Which instructions does the CPU use to initialize a PCIe port and than read and write to it?
For example OUT or MOV.
I want to understand how a CPU works and so I want to know how it communicates with a PCIe card.
Which instructions does the CPU use to initialize a PCIe port and than read and write to it?
For example OUT or MOV.
A CPU mainly communicates with PCIe cards through memory ranges they expose. This memory may be small for network or sound cards, and very large for graphics cards. Integrated GPUs have also have their own tiny memory but share most of the main memory. Most other cards also have read/write access to main memory.
To set up the PCIe device, the configuration space is written to. On x86, the BIOS or bootloader will provide the location of this data. PCI devices are connecting in a tree which may include hubs and bridges on larger computers and this can be shown in lspci -t
. Thunderbolt can even connect to external devices. This is why the OS needs to recursively "probe" the tree to find PCI devices and configure them.

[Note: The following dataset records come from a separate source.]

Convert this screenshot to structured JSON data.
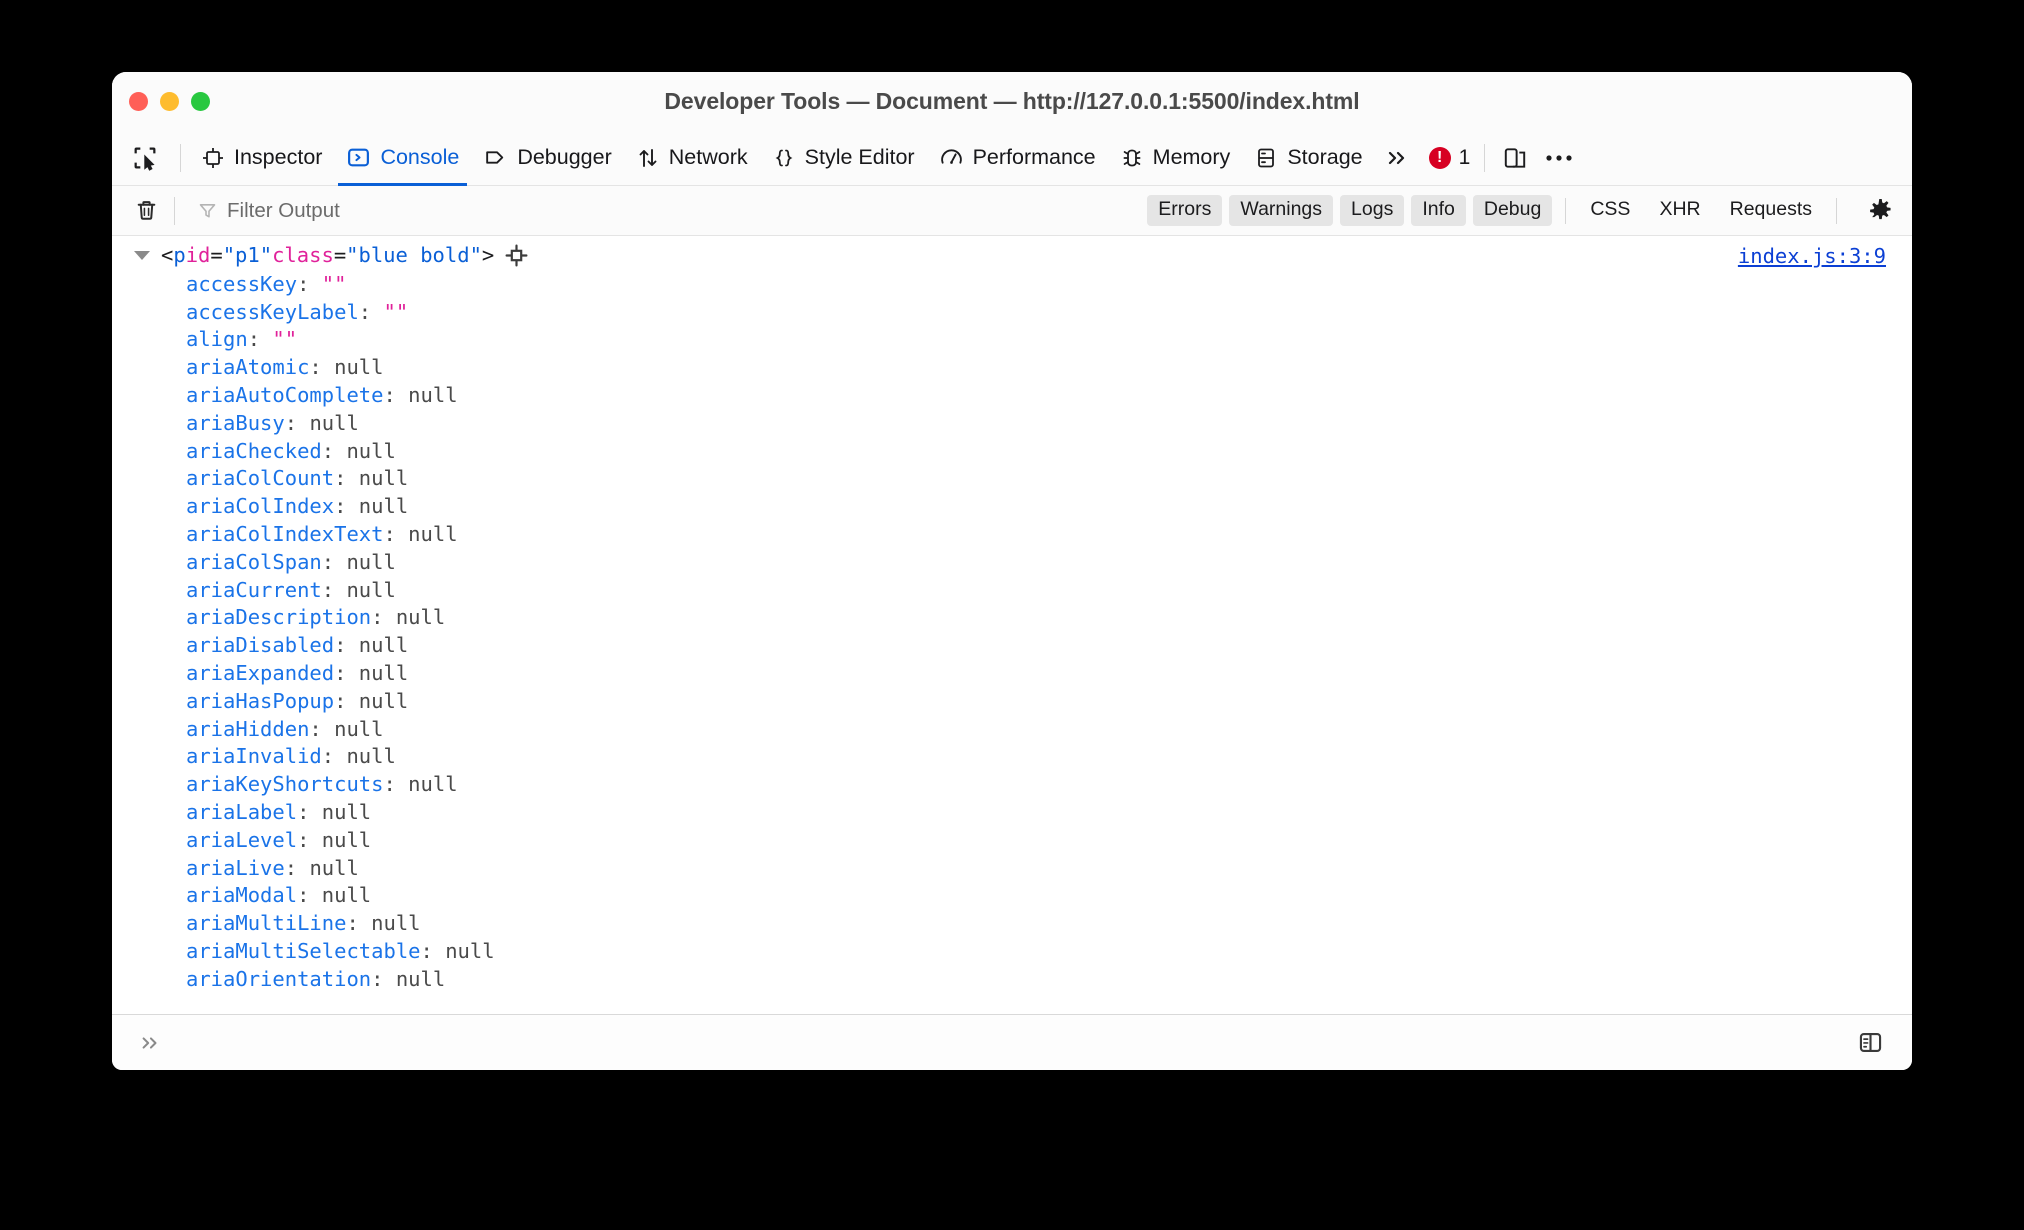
{
  "window": {
    "title": "Developer Tools — Document — http://127.0.0.1:5500/index.html",
    "traffic_lights": {
      "close": "close-window",
      "minimize": "minimize-window",
      "maximize": "maximize-window",
      "close_color": "#ff5f57",
      "minimize_color": "#febc2e",
      "maximize_color": "#28c840"
    }
  },
  "toolbar": {
    "picker_label": "Pick an element from the page",
    "tabs": [
      {
        "label": "Inspector",
        "icon": "inspector-icon",
        "active": false
      },
      {
        "label": "Console",
        "icon": "console-icon",
        "active": true
      },
      {
        "label": "Debugger",
        "icon": "debugger-icon",
        "active": false
      },
      {
        "label": "Network",
        "icon": "network-icon",
        "active": false
      },
      {
        "label": "Style Editor",
        "icon": "style-editor-icon",
        "active": false
      },
      {
        "label": "Performance",
        "icon": "performance-icon",
        "active": false
      },
      {
        "label": "Memory",
        "icon": "memory-icon",
        "active": false
      },
      {
        "label": "Storage",
        "icon": "storage-icon",
        "active": false
      }
    ],
    "overflow_label": "»",
    "error_count": "1",
    "responsive_label": "Responsive Design Mode",
    "menu_label": "•••",
    "accent_color": "#0a5fd6",
    "error_color": "#d70022"
  },
  "filterbar": {
    "clear_label": "Clear console output",
    "filter_placeholder": "Filter Output",
    "pills": [
      {
        "label": "Errors",
        "active": true
      },
      {
        "label": "Warnings",
        "active": true
      },
      {
        "label": "Logs",
        "active": true
      },
      {
        "label": "Info",
        "active": true
      },
      {
        "label": "Debug",
        "active": true
      },
      {
        "label": "CSS",
        "active": false
      },
      {
        "label": "XHR",
        "active": false
      },
      {
        "label": "Requests",
        "active": false
      }
    ],
    "settings_label": "Console settings"
  },
  "console": {
    "message": {
      "expanded": true,
      "node_parts": {
        "open_angle": "<",
        "tag": "p",
        "space1": " ",
        "attr1_name": "id",
        "attr1_eq": "=",
        "attr1_value": "\"p1\"",
        "space2": " ",
        "attr2_name": "class",
        "attr2_eq": "=",
        "attr2_value": "\"blue bold\"",
        "close_angle": ">"
      },
      "node_text": "<p id=\"p1\" class=\"blue bold\">",
      "source_link": "index.js:3:9",
      "inspect_icon": "inspect-node-icon"
    },
    "properties": [
      {
        "name": "accessKey",
        "value": "\"\"",
        "type": "string"
      },
      {
        "name": "accessKeyLabel",
        "value": "\"\"",
        "type": "string"
      },
      {
        "name": "align",
        "value": "\"\"",
        "type": "string"
      },
      {
        "name": "ariaAtomic",
        "value": "null",
        "type": "null"
      },
      {
        "name": "ariaAutoComplete",
        "value": "null",
        "type": "null"
      },
      {
        "name": "ariaBusy",
        "value": "null",
        "type": "null"
      },
      {
        "name": "ariaChecked",
        "value": "null",
        "type": "null"
      },
      {
        "name": "ariaColCount",
        "value": "null",
        "type": "null"
      },
      {
        "name": "ariaColIndex",
        "value": "null",
        "type": "null"
      },
      {
        "name": "ariaColIndexText",
        "value": "null",
        "type": "null"
      },
      {
        "name": "ariaColSpan",
        "value": "null",
        "type": "null"
      },
      {
        "name": "ariaCurrent",
        "value": "null",
        "type": "null"
      },
      {
        "name": "ariaDescription",
        "value": "null",
        "type": "null"
      },
      {
        "name": "ariaDisabled",
        "value": "null",
        "type": "null"
      },
      {
        "name": "ariaExpanded",
        "value": "null",
        "type": "null"
      },
      {
        "name": "ariaHasPopup",
        "value": "null",
        "type": "null"
      },
      {
        "name": "ariaHidden",
        "value": "null",
        "type": "null"
      },
      {
        "name": "ariaInvalid",
        "value": "null",
        "type": "null"
      },
      {
        "name": "ariaKeyShortcuts",
        "value": "null",
        "type": "null"
      },
      {
        "name": "ariaLabel",
        "value": "null",
        "type": "null"
      },
      {
        "name": "ariaLevel",
        "value": "null",
        "type": "null"
      },
      {
        "name": "ariaLive",
        "value": "null",
        "type": "null"
      },
      {
        "name": "ariaModal",
        "value": "null",
        "type": "null"
      },
      {
        "name": "ariaMultiLine",
        "value": "null",
        "type": "null"
      },
      {
        "name": "ariaMultiSelectable",
        "value": "null",
        "type": "null"
      },
      {
        "name": "ariaOrientation",
        "value": "null",
        "type": "null"
      }
    ],
    "colors": {
      "property": "#1a73e8",
      "string": "#e0219a",
      "null": "#4a4a4a",
      "link": "#0b3fd4"
    }
  },
  "inputbar": {
    "prompt": "»",
    "input_value": "",
    "editor_toggle_label": "Switch to multi-line editor mode"
  }
}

Synchronization uses interrupts and ring buffers. The device can send a prenegotiated interrupt to the CPU when it's done doing work. The CPU writes work to a ring buffer. It then writes another memory location that contains the head pointer. This memory location is located on the device so it can listen to writes there and wake up when there is work to do.

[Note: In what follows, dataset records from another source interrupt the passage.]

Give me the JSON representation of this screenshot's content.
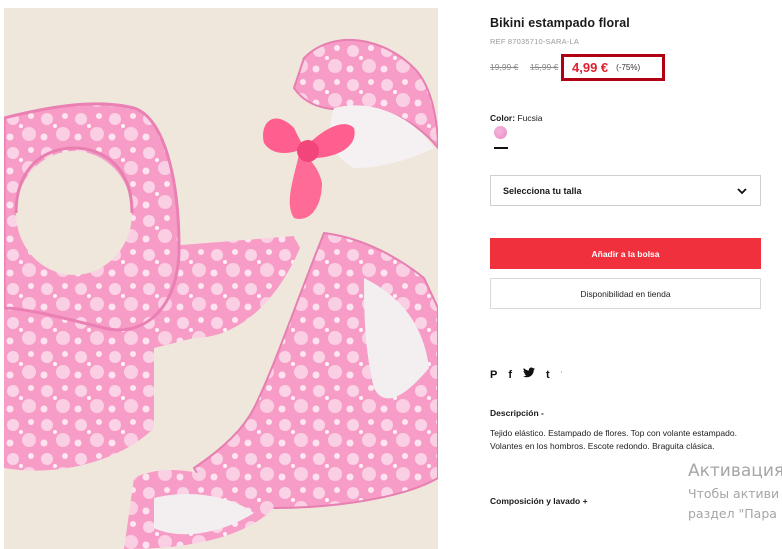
{
  "product": {
    "title": "Bikini estampado floral",
    "ref": "REF 87035710-SARA-LA",
    "image_alt": "pink floral bikini product photo"
  },
  "pricing": {
    "original_price": "19,99 €",
    "previous_price": "15,99 €",
    "current_price": "4,99 €",
    "discount": "(-75%)",
    "highlight_color": "#b00012",
    "price_color": "#e0202e"
  },
  "color": {
    "label": "Color:",
    "value": "Fucsia",
    "swatch_color": "#ef9bd0"
  },
  "size_select": {
    "placeholder": "Selecciona tu talla",
    "icon": "chevron-down-icon"
  },
  "actions": {
    "add_to_bag": "Añadir a la bolsa",
    "add_to_bag_color": "#f0303c",
    "store_availability": "Disponibilidad en tienda"
  },
  "social": {
    "icons": [
      "pinterest-icon",
      "facebook-icon",
      "twitter-icon",
      "tumblr-icon"
    ],
    "pinterest": "P",
    "facebook": "f",
    "twitter": "🐦",
    "tumblr": "t",
    "more": "'"
  },
  "description": {
    "title": "Descripción -",
    "text": "Tejido elástico. Estampado de flores. Top con volante estampado. Volantes en los hombros. Escote redondo. Braguita clásica."
  },
  "composition": {
    "title": "Composición y lavado +"
  },
  "watermark": {
    "title": "Активация",
    "line1": "Чтобы активи",
    "line2": "раздел \"Пара"
  }
}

Most of the interaction for modern devices will use MOV instead of OUT. The I/O ports concept is very old and not very suitable for the massive amount of data on modern systems. Having devices expose their functionality as a type of memory instead of a separate mechanism allows vectorized variants of MOV to move 32 bytes or similar at a time. With graphics card and modern network cards supporting offload, they can also use their own hardware to write results back to main memory when instructed to do so. The CPU can then read the results when it's free later, again using MOV.
Before this memory access works, the OS will need to set up the memory mapping properly. The memory mapping is set in the PCI configuration space as BARs. On the CPU side it is set up in the page tables. CPUs usually have caches to keep data locally because access to RAM is slower. This causes a problem when the data needs to get to a PCI device, so the OS will set certain memory as write-through or even uncacheable so this is ensured.
The word BAR is often marketed by GPU vendors. What they are selling is the ability to map a larger region of memory at a time. Without that, OSes have been just unmapping and reinitializing by remapping a limited window of memory at a time. This exemplifies the importance of MOV accessing PCIe devices.